The biggest downside, I think, is the bathroom situation, since you’d probably have to have an outhouse of some kind. (Although two of my friends lived in a yurt with a composting toilet a couple meters away for a while, and they were very happy.) Also a chocolate house is such a novelty that probably you’d find yourself with a lot of hangers-on, which would be emotionally confusing. “I don’t know if Roger likes me for me or for my artisanal chocolate clock,” you’d complain to your chocolate bunnies and ducks, because they’re the only friends you can really trust now.

These are the quotidian concerns that I’d expect to weigh if faced with an offer to move into a chocolate house. But upon further reflection, perhaps I’ve been going about this all wrong.

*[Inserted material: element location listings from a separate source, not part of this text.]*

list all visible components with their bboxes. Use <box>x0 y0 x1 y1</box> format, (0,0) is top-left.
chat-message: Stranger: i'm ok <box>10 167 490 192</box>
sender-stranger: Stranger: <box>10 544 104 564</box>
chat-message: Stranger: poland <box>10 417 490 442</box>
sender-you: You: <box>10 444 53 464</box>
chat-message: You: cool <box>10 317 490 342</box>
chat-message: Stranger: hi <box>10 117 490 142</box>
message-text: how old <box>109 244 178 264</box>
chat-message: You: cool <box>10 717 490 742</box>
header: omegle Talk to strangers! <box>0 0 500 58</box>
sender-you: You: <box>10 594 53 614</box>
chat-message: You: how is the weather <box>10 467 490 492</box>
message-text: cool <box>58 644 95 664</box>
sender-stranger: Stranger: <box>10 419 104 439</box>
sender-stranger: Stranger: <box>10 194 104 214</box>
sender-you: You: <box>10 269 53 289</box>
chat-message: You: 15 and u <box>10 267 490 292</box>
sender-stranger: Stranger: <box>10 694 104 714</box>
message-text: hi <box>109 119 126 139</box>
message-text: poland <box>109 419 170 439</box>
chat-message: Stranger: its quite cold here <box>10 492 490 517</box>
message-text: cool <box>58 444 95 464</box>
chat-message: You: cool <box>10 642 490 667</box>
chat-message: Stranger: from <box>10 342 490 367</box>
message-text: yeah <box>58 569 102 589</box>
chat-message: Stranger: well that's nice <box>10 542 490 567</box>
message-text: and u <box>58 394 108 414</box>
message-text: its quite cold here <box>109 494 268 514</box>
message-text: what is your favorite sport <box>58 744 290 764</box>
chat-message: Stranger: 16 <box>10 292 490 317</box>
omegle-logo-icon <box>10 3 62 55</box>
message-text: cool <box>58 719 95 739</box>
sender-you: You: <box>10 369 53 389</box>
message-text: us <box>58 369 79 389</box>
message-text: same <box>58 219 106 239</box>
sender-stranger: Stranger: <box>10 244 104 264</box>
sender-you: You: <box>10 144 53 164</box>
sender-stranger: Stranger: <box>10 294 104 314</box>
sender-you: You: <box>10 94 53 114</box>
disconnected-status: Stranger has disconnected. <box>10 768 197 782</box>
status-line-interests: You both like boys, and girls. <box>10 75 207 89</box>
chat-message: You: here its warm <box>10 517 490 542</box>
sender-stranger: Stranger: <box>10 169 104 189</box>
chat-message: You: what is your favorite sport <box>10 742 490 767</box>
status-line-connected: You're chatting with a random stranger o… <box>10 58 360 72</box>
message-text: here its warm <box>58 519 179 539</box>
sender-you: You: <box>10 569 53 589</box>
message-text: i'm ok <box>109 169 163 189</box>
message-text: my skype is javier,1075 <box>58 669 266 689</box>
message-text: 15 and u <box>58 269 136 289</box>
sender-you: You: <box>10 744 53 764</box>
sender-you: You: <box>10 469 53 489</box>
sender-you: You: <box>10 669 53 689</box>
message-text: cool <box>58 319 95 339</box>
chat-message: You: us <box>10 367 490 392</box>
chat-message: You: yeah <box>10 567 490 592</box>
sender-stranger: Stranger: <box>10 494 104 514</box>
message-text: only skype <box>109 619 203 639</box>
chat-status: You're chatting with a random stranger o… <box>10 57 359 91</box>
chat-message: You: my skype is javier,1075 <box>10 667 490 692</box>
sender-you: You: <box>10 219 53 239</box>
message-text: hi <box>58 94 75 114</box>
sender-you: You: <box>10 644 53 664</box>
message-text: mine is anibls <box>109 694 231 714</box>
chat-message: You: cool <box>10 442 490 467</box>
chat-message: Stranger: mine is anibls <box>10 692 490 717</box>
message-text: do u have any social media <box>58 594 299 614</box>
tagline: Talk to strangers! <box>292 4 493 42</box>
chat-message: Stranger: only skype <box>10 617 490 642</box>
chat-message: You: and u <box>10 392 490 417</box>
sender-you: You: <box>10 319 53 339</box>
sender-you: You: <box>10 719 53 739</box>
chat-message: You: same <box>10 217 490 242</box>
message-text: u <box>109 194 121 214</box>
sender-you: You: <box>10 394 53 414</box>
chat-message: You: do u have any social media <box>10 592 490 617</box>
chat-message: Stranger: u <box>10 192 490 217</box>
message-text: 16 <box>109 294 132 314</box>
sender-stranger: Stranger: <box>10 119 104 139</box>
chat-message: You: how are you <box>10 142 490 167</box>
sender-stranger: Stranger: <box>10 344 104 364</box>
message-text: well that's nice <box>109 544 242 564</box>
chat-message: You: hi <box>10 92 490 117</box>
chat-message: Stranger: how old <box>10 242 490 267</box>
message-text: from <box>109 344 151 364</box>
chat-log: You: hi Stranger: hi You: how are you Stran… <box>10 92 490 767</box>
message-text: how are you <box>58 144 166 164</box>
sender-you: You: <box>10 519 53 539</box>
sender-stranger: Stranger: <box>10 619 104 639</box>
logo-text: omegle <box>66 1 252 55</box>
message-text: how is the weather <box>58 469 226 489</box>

Here’s the thing: Trying to determine whether it would be good to live in a chocolate house is actually not so different from trying to decide whether you’d like to move to a foreign country tomorrow, or marry the person sitting next to you on the subway, or do some other impractical but theoretically possible thing. The point is not whether you would be making a wise decision, or even if the decision would make you happy in the long run, but simply to remind yourself of the wild options that exist in this world. We are not stuck with houses made of brick and wood and concrete; if we made up our minds, we could live in houses made of chocolate, or mushrooms, or some other seemingly incredible thing.

And so I have come to a conclusion. Let us put our faith and our futures in the hands of chocolatiers! Let us forget concerns about plumbing and processes and electrical outlets. If we’re going to have any fun in this life at all, the only way to answer to the question “Would you like to live in a chocolate house?” is with an unqualified yes.